Cirque du Soleil's Toruk
I had the opportunity to watch Cirque du Soleil's long-awaited show Toruk which premiered on December 21st and will run until the 3rd of January at the Bell Centre in Montreal. Toruk - The First Flight was inspired by the 2009 film Avatar and its story is set prior to the events which happen in the film.
Before I proceed with my review, I need to first disclose that I have never seen a Cirque du Soleil show before apart from Odysseo. Odysseo is unlike any other Cirque du Soleil show. In Odysseo, the focus is on the horses and the relationships between them and their riders. Odysseo has less of the commonly featured acrobatics and faultless theatrics associated with other Cirque du Soleil shows. The same can be said of Toruk. The performers' connections with the props and scenery are the highlights in Toruk. In order to fully appreciate the show, Cirque du Soleil fans need to suspend previous expectations. The sets, lighting, and the puppets are the stars in Toruk. The atmosphere created by set and props designer Carl Fillion, lighting designer Alain Lortie, and puppet designer Patrick Martel is a show worth seeing in itself. As soon as I walked into the Bell Centre and saw the stage, I had doubts about what they could achieve with the space to convey a magical and beautiful place as Pandora, and I was not left disappointed. The live on-stage portrayal of Avatar's magnificent world exceeded my expectations. One scene in particular involved spectacularly realistic waves via the use of lighting crashing into the audience from the stage.
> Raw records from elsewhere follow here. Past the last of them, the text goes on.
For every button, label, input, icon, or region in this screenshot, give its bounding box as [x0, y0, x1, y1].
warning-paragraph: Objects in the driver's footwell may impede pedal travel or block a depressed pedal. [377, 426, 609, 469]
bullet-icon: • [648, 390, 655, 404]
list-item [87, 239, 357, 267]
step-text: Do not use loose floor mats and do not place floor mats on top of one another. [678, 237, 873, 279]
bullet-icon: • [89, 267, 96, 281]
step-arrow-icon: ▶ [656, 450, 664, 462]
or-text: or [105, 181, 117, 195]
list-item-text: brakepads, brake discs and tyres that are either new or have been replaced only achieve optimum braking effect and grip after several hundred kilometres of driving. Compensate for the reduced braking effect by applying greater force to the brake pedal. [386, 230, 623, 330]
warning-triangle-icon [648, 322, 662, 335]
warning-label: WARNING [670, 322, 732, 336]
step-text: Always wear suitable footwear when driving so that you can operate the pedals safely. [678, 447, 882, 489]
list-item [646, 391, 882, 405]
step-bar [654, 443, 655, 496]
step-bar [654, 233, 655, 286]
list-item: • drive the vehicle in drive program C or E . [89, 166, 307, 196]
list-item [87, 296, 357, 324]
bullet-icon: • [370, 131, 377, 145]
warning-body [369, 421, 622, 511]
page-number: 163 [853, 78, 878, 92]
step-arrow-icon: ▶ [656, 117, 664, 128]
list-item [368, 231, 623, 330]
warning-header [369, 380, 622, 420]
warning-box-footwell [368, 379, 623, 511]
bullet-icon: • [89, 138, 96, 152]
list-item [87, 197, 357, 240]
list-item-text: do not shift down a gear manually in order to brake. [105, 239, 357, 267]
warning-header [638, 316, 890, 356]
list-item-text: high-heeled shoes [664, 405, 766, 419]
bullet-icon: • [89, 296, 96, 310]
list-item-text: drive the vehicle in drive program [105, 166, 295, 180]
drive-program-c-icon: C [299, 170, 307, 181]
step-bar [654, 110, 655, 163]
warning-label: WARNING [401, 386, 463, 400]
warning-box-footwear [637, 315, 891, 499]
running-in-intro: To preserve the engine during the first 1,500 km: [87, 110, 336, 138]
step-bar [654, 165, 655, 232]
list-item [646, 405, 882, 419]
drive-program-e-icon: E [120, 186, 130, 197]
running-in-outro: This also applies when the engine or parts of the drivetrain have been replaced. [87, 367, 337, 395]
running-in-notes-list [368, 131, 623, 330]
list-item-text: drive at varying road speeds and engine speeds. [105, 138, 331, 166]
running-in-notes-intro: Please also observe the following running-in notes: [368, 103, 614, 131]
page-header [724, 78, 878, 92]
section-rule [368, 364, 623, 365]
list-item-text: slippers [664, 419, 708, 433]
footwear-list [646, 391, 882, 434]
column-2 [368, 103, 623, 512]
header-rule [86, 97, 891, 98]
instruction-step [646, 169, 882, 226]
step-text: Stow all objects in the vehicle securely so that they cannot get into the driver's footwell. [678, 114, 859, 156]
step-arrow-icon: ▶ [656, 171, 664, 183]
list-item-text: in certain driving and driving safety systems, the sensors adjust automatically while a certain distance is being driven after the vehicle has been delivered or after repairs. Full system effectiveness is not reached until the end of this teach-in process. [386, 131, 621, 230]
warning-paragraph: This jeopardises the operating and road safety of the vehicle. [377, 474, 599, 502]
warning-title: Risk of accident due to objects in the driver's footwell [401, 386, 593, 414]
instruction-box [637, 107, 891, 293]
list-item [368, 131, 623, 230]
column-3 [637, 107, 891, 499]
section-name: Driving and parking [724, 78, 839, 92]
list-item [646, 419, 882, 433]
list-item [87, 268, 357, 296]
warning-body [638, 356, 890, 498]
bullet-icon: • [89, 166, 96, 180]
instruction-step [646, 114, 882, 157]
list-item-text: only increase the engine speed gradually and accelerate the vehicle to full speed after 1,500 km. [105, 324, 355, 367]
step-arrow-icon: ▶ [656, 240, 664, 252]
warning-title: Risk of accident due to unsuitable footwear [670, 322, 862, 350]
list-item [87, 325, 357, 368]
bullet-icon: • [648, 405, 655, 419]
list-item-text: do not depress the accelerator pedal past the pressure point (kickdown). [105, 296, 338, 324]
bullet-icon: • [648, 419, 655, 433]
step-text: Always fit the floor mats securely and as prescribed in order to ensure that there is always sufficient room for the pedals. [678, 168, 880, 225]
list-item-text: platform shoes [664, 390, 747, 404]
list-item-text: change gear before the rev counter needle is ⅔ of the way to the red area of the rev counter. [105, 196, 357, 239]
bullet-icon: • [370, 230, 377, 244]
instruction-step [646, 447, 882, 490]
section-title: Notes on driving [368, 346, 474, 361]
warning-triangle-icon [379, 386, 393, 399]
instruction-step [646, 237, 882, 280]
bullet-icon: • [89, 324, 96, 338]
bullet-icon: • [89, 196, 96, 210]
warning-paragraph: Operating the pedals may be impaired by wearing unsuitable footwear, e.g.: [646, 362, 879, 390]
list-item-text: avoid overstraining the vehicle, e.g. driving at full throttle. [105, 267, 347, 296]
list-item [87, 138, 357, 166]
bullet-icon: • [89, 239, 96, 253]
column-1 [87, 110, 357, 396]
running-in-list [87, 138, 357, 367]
Lighting was also used to create an epic flood which was an incredible sight to behold. The finale consisted of a majestic and dazzling display of Pandora's Tree of Life realized.
The performers' manipulation of the puppets in Toruk conveyed an impeccable display of the significant and invisible link between puppeteer and puppet. The puppets came to life on stage. During these moments, I never saw the performers as separate from the puppets they manipulated - they became one and the same - a successful intermingling of puppet and puppeteer. Even kites were used as a prop at one point which showcased a unique and striking choreographed number. Who knew a dance scene involving kites on stage could be so brilliant let alone possible?
In the end, who do I think will enjoy Toruk? Anyone who appreciates subtle yet splendid artistry that extends beyond grand sweeping performances. Toruk's choreography may not be up to caliber with other acrobatic stunts found in other Cirque du Soleil's shows but it holds weight in its own right. One needs to appreciate the skill involved in producing superb aesthetics and masterful puppetry to understand Toruk. For those who do, be prepared to be enchanted and dazzled by the atmospheric setting, experience the puppets come to life, and enter the enchanting world of Pandora through Toruk.
Disclosure: All or a portion of this event was sponsored or provided at a reduced cost in exchange for a review. All opinions expressed in this post are my own - no pretenses here!